“White Palace” wants you to believe it’s a daring May-December love story. What it really is, though, is the cinematic equivalent of finding a cigarette butt floating in your glass of merlot. It tries to be sexy, soulful, and socially edgy, but ends up being a midlife crisis wrapped in cigarette smoke and mashed potatoes.
Here’s the setup: James Spader plays Max, a buttoned-up, neurotic, recently widowed advertising executive who looks like he ironed his soul along with his shirt collars. Enter Susan Sarandon as Nora, a brassy, working-class waitress with a raspy voice, a bad dye job, and the libido of a freight train. She seduces him over a sack of White Castle sliders, and somehow this is supposed to be erotic. It’s not. It’s greasy, like the griddle they met on.

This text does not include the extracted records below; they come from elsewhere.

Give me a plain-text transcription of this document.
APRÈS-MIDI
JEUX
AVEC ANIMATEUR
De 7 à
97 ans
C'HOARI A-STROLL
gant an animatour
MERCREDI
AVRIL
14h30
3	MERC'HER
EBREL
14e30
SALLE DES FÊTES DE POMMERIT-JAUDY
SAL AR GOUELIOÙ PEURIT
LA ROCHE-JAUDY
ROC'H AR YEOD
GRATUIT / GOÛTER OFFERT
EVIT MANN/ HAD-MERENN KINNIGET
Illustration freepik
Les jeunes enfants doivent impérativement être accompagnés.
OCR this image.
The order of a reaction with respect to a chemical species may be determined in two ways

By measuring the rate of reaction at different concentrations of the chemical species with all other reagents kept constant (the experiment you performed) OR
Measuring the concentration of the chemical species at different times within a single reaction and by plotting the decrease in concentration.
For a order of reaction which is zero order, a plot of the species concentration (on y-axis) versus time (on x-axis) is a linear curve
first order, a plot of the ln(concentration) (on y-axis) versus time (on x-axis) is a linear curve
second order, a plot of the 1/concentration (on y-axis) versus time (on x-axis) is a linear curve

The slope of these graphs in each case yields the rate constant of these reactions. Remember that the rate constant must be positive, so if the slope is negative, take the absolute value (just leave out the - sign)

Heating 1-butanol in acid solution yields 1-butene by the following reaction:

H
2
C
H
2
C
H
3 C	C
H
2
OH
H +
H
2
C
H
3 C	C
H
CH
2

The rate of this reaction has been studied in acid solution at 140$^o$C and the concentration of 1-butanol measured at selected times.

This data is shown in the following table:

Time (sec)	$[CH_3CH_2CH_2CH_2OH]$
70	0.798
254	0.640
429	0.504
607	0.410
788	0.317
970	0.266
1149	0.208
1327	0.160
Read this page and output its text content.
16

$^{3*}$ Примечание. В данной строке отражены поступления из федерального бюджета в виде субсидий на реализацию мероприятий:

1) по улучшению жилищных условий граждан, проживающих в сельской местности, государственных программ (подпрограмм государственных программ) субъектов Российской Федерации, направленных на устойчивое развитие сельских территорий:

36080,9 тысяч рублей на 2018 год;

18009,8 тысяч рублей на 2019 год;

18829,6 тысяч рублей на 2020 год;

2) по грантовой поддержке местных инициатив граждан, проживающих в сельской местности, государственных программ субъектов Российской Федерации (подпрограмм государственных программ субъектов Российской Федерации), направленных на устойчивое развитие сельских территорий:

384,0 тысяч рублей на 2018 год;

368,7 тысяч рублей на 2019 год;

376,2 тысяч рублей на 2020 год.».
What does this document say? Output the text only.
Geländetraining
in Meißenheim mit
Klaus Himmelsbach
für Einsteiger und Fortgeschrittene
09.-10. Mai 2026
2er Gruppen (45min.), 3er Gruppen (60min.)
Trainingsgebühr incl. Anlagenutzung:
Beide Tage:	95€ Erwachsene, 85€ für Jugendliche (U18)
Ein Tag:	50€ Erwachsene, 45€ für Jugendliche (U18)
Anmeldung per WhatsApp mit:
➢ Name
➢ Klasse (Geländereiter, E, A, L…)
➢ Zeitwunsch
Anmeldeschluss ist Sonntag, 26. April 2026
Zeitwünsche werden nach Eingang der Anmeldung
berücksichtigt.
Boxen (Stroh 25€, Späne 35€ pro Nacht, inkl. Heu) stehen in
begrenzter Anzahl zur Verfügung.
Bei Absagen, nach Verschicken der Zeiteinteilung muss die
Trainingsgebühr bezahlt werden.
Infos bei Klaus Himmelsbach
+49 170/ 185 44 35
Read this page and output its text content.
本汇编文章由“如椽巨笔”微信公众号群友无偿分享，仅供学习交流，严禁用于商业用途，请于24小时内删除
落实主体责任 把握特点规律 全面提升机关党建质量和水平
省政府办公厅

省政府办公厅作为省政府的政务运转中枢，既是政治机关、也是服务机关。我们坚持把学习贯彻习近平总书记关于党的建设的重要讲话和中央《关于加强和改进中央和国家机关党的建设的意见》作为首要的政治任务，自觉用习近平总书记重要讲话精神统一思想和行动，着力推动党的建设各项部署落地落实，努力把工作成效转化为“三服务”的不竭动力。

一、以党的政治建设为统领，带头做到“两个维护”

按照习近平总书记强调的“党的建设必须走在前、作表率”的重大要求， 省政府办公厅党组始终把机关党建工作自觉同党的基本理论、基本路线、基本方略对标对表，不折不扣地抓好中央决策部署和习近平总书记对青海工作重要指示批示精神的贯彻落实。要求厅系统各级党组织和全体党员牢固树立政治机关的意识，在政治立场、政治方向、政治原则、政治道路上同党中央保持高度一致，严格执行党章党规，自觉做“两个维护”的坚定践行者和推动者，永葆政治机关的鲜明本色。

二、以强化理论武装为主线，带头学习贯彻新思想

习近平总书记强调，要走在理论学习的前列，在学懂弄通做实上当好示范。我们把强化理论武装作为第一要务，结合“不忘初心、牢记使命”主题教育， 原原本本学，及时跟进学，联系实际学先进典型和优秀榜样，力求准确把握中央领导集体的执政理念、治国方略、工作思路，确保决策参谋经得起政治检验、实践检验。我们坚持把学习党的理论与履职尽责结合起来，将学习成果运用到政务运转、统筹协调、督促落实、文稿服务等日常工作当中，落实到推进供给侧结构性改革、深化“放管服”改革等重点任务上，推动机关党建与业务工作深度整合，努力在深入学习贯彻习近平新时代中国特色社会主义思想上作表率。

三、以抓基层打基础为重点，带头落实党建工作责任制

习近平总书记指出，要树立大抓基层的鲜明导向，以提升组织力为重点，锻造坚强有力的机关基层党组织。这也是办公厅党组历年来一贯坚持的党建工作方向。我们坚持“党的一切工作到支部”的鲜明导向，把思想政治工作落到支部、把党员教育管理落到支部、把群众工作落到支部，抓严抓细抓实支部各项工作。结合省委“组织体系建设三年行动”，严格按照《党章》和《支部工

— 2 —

Their chemistry is less “opposites attract” and more “one of us is clearly emotionally damaged.” And the film tries really hard to convince us that this is a story about love transcending class barriers. But mostly it’s just about a sad yuppie sleeping with a woman who chain-smokes Virginia Slims and keeps her furniture upholstered in regret.
Susan Sarandon is giving it her all. God bless her. She’s earthy, raw, and fully committed to the role. But the script gives her nothing but clichés to work with. She’s the free-spirited older woman who teaches the uptight younger man how to live, love, and loosen his tie. She might as well have been named “Plot Device Nora.”
James Spader, meanwhile, spends the entire film looking like he’s either deeply constipated or wondering how his agent tricked him into doing this. This is before he embraced the sleazeball roles that actually fit him like a velvet glove. Here, he’s supposed to be our everyman, but mostly he comes off like a walking Wall Street migraine.
The sex scenes? Awkward. Not in a cute way. In a “Why is this happening under fluorescent lighting?” kind of way. There’s a particular scene where she pulls him into bed with the urgency of someone trying to escape a house fire. It’s shot like a tampon commercial directed by a pervert. Nothing sizzles. Everything just kind of… sticks.
The supporting cast exists solely to furrow their brows and say things like “She’s not like us,” in case the metaphor about class differences wasn’t already beating you over the head with a tire iron. The film wants to say something important about love defying societal expectations, but it ends up saying, “Look, an older woman can still land a pretty boy if he’s broken enough.”
And don’t even get me started on the ending — a mad dash through a train station that feels like it wandered in from a different, better movie. It’s meant to be triumphant, but mostly it feels like both characters are running from the script. You can practically see Sarandon yelling, “Just roll credits! I’m tired!”
If this movie were a meal, it’d be cold meatloaf and a half-finished bottle of Yellow Tail, eaten alone at a Formica table while the cat judges you.
The only thing this film proves is that loneliness can override taste, and Hollywood will greenlight anything if you pitch it with the words “taboo” and “erotic.” “White Palace” is neither. It’s a slow-motion train wreck of desperation, repressed grief, and poorly lit foreplay.
Skip it. Or better yet, go eat at a real White Castle. At least there, the regret comes cheaper and with fewer emotional monologues.